While the IMF and other international agencies are increasing their presence in Africa, as Annelise states, they are not consistently invested in. Collier explicitly notes this, as some African countries do not even have an IMF representative. Wolf and Stiglitz actually agree on this issue, by claiming that the IMF will not come up with a solution in African countries by visiting for merely 3 weeks; they must increase their investment here if they are to enhance the economic standing of African countries. Rogoff’s article indicates that the IMF has increased its communication and commitment to developing countries, but this must be taken in context with the reading of Stiglitz and Wolf; a 3-week visit does not mean investment.
Annelise also emphasizes investment confidence, a prevalent topic in Africa today.
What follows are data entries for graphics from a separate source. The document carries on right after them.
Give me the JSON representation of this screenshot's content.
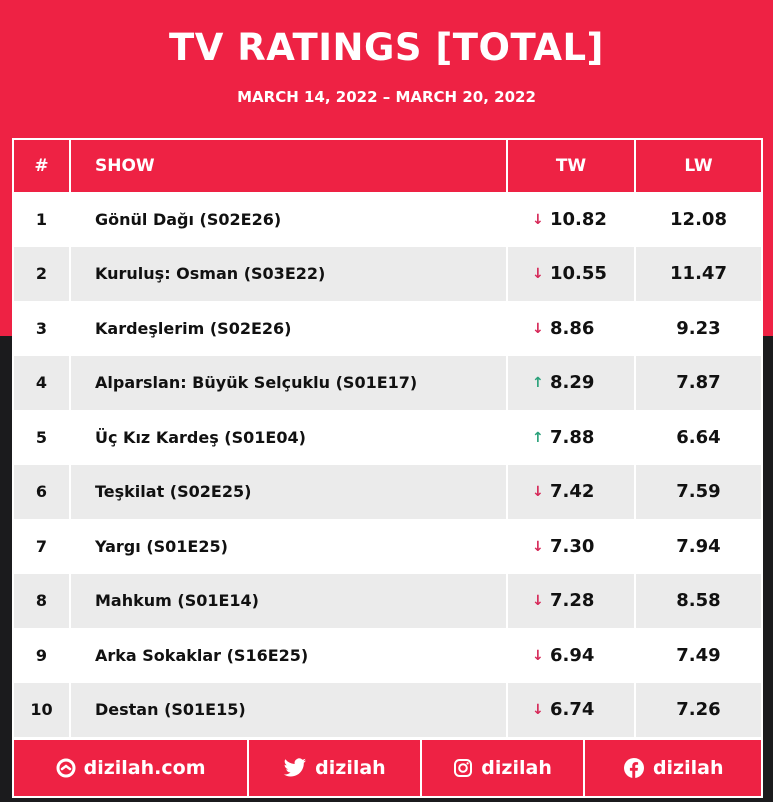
{
  "header": {
    "title": "TV RATINGS [TOTAL]",
    "date_range": "MARCH 14, 2022 – MARCH 20, 2022"
  },
  "table": {
    "columns": [
      "#",
      "SHOW",
      "TW",
      "LW"
    ],
    "rows": [
      {
        "rank": "1",
        "show": "Gönül Dağı (S02E26)",
        "trend": "down",
        "tw": "10.82",
        "lw": "12.08"
      },
      {
        "rank": "2",
        "show": "Kuruluş: Osman (S03E22)",
        "trend": "down",
        "tw": "10.55",
        "lw": "11.47"
      },
      {
        "rank": "3",
        "show": "Kardeşlerim (S02E26)",
        "trend": "down",
        "tw": "8.86",
        "lw": "9.23"
      },
      {
        "rank": "4",
        "show": "Alparslan: Büyük Selçuklu (S01E17)",
        "trend": "up",
        "tw": "8.29",
        "lw": "7.87"
      },
      {
        "rank": "5",
        "show": "Üç Kız Kardeş (S01E04)",
        "trend": "up",
        "tw": "7.88",
        "lw": "6.64"
      },
      {
        "rank": "6",
        "show": "Teşkilat (S02E25)",
        "trend": "down",
        "tw": "7.42",
        "lw": "7.59"
      },
      {
        "rank": "7",
        "show": "Yargı (S01E25)",
        "trend": "down",
        "tw": "7.30",
        "lw": "7.94"
      },
      {
        "rank": "8",
        "show": "Mahkum (S01E14)",
        "trend": "down",
        "tw": "7.28",
        "lw": "8.58"
      },
      {
        "rank": "9",
        "show": "Arka Sokaklar (S16E25)",
        "trend": "down",
        "tw": "6.94",
        "lw": "7.49"
      },
      {
        "rank": "10",
        "show": "Destan (S01E15)",
        "trend": "down",
        "tw": "6.74",
        "lw": "7.26"
      }
    ]
  },
  "footer": {
    "website": "dizilah.com",
    "twitter": "dizilah",
    "instagram": "dizilah",
    "facebook": "dizilah"
  },
  "colors": {
    "brand_red": "#ee2244",
    "dark": "#1b1b1d",
    "trend_down": "#d62858",
    "trend_up": "#2aa17a",
    "row_alt": "#ebebeb"
  },
  "icons": {
    "trend_down": "arrow-down-icon",
    "trend_up": "arrow-up-icon",
    "website": "dizilah-logo-icon",
    "twitter": "twitter-bird-icon",
    "instagram": "instagram-icon",
    "facebook": "facebook-icon"
  }
}
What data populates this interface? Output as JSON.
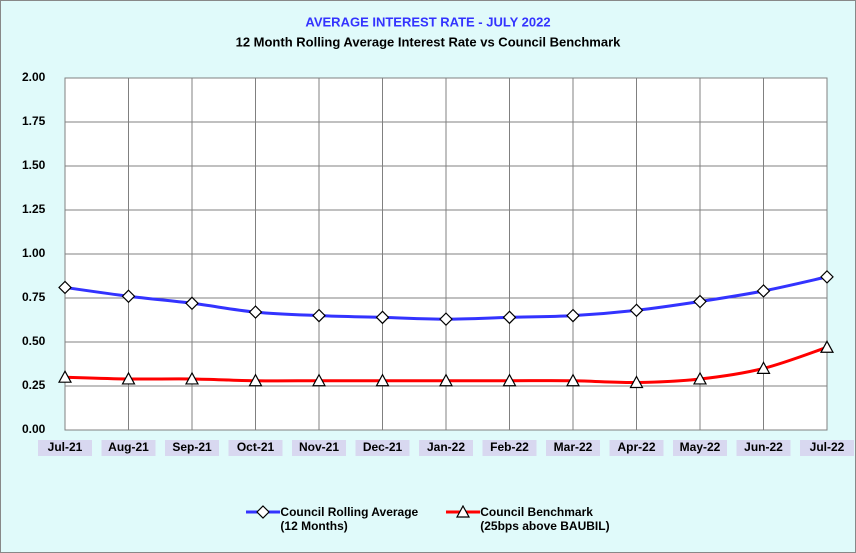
{
  "chart_data": {
    "type": "line",
    "title": "AVERAGE INTEREST  RATE - JULY 2022",
    "subtitle": "12 Month Rolling Average Interest Rate vs Council Benchmark",
    "categories": [
      "Jul-21",
      "Aug-21",
      "Sep-21",
      "Oct-21",
      "Nov-21",
      "Dec-21",
      "Jan-22",
      "Feb-22",
      "Mar-22",
      "Apr-22",
      "May-22",
      "Jun-22",
      "Jul-22"
    ],
    "series": [
      {
        "name": "Council Rolling Average\n(12 Months)",
        "color": "#3333ff",
        "marker": "diamond",
        "values": [
          0.81,
          0.76,
          0.72,
          0.67,
          0.65,
          0.64,
          0.63,
          0.64,
          0.65,
          0.68,
          0.73,
          0.79,
          0.87
        ]
      },
      {
        "name": "Council Benchmark\n(25bps above BAUBIL)",
        "color": "#ff0000",
        "marker": "triangle",
        "values": [
          0.3,
          0.29,
          0.29,
          0.28,
          0.28,
          0.28,
          0.28,
          0.28,
          0.28,
          0.27,
          0.29,
          0.35,
          0.47
        ]
      }
    ],
    "ylim": [
      0,
      2
    ],
    "yticks": [
      {
        "value": 0,
        "label": "0.00"
      },
      {
        "value": 0.25,
        "label": "0.25"
      },
      {
        "value": 0.5,
        "label": "0.50"
      },
      {
        "value": 0.75,
        "label": "0.75"
      },
      {
        "value": 1,
        "label": "1.00"
      },
      {
        "value": 1.25,
        "label": "1.25"
      },
      {
        "value": 1.5,
        "label": "1.50"
      },
      {
        "value": 1.75,
        "label": "1.75"
      },
      {
        "value": 2,
        "label": "2.00"
      }
    ],
    "grid": true,
    "legend": "bottom"
  }
}
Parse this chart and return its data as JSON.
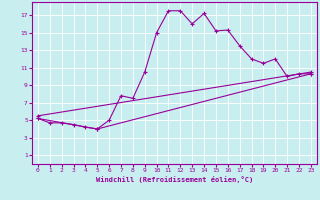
{
  "xlabel": "Windchill (Refroidissement éolien,°C)",
  "ylabel": "",
  "bg_color": "#c8eef0",
  "line_color": "#990099",
  "grid_color": "#ffffff",
  "xlim": [
    -0.5,
    23.5
  ],
  "ylim": [
    0,
    18.5
  ],
  "xticks": [
    0,
    1,
    2,
    3,
    4,
    5,
    6,
    7,
    8,
    9,
    10,
    11,
    12,
    13,
    14,
    15,
    16,
    17,
    18,
    19,
    20,
    21,
    22,
    23
  ],
  "yticks": [
    1,
    3,
    5,
    7,
    9,
    11,
    13,
    15,
    17
  ],
  "line1_x": [
    0,
    1,
    2,
    3,
    4,
    5,
    6,
    7,
    8,
    9,
    10,
    11,
    12,
    13,
    14,
    15,
    16,
    17,
    18,
    19,
    20,
    21,
    22,
    23
  ],
  "line1_y": [
    5.2,
    4.7,
    4.7,
    4.5,
    4.2,
    4.0,
    5.0,
    7.8,
    7.5,
    10.5,
    15.0,
    17.5,
    17.5,
    16.0,
    17.2,
    15.2,
    15.3,
    13.5,
    12.0,
    11.5,
    12.0,
    10.0,
    10.3,
    10.3
  ],
  "line2_x": [
    0,
    5,
    23
  ],
  "line2_y": [
    5.2,
    4.0,
    10.3
  ],
  "line3_x": [
    0,
    23
  ],
  "line3_y": [
    5.5,
    10.5
  ],
  "marker": "+"
}
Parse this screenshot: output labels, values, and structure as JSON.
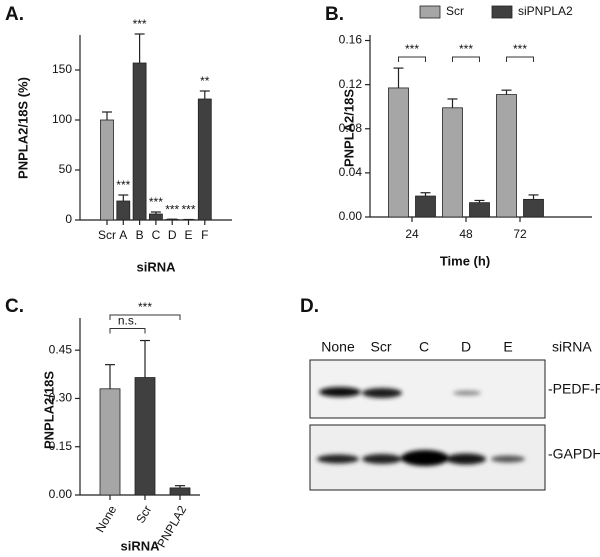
{
  "chart_data": [
    {
      "type": "bar",
      "panel_label": "A.",
      "categories": [
        "Scr",
        "A",
        "B",
        "C",
        "D",
        "E",
        "F"
      ],
      "values": [
        100,
        19,
        157,
        6,
        0.5,
        0.3,
        121
      ],
      "errors": [
        8,
        6,
        29,
        2,
        0.3,
        0.2,
        8
      ],
      "colors": [
        "#a6a6a6",
        "#404040",
        "#404040",
        "#404040",
        "#404040",
        "#404040",
        "#404040"
      ],
      "significance": [
        null,
        "***",
        "***",
        "***",
        "***",
        "***",
        "**"
      ],
      "ylim": [
        0,
        185
      ],
      "yticks": [
        0,
        50,
        100,
        150
      ],
      "ylabel": "PNPLA2/18S (%)",
      "xlabel": "siRNA"
    },
    {
      "type": "grouped_bar",
      "panel_label": "B.",
      "categories": [
        "24",
        "48",
        "72"
      ],
      "series": [
        {
          "name": "Scr",
          "color": "#a6a6a6",
          "values": [
            0.117,
            0.099,
            0.111
          ],
          "errors": [
            0.018,
            0.008,
            0.004
          ]
        },
        {
          "name": "siPNPLA2",
          "color": "#404040",
          "values": [
            0.019,
            0.013,
            0.016
          ],
          "errors": [
            0.003,
            0.002,
            0.004
          ]
        }
      ],
      "significance": [
        "***",
        "***",
        "***"
      ],
      "ylim": [
        0,
        0.165
      ],
      "yticks": [
        {
          "value": 0,
          "label": "0.00"
        },
        0.04,
        0.08,
        0.12,
        0.16
      ],
      "ylabel": "PNPLA2/18S",
      "xlabel": "Time (h)",
      "legend": "top"
    },
    {
      "type": "bar",
      "panel_label": "C.",
      "categories": [
        "None",
        "Scr",
        "PNPLA2"
      ],
      "values": [
        0.33,
        0.365,
        0.022
      ],
      "errors": [
        0.075,
        0.115,
        0.007
      ],
      "colors": [
        "#a6a6a6",
        "#404040",
        "#404040"
      ],
      "comparisons": [
        {
          "label": "n.s.",
          "between": [
            "None",
            "Scr"
          ]
        },
        {
          "label": "***",
          "between": [
            "None",
            "PNPLA2"
          ]
        }
      ],
      "ylim": [
        0,
        0.55
      ],
      "yticks": [
        {
          "value": 0,
          "label": "0.00"
        },
        0.15,
        {
          "value": 0.3,
          "label": "0.30"
        },
        0.45
      ],
      "ylabel": "PNPLA2/18S",
      "xlabel": "siRNA"
    }
  ],
  "blot": {
    "panel_label": "D.",
    "lanes": [
      "None",
      "Scr",
      "C",
      "D",
      "E"
    ],
    "lanes_title": "siRNA",
    "rows": [
      "-PEDF-R",
      "-GAPDH"
    ]
  }
}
Wolf specifically emphasizes the need for foreign direct investment in today’s IPE. It is true that the IMF and other governing organizations may be too optimistic about Africa’s development, as investment without regulation can spur the wrong kind of development. This point directly relates to the moral hazard argument presented by many critics of the IMF; additional funds given to developing countries can be used unjustly. The aftermath of this can readily be seen in South Africa, as they are currently on the decline from a sub-par education system, high unemployment, and corrupt governance.
The best way to develop Africa is an unending debate that began in colonial times and will undoubtedly spread into the foreseeable future. The IMF and other international agencies should not merely visit these regions; they must actually invest in understanding the unique situation of each African country, as each has specific setbacks and resources. International loans are not inherently bad, but unless we increase regulation and the responsibility of lenders as well as borrowers, the hope for Sub-Saharan Africa’s development may not become a reality.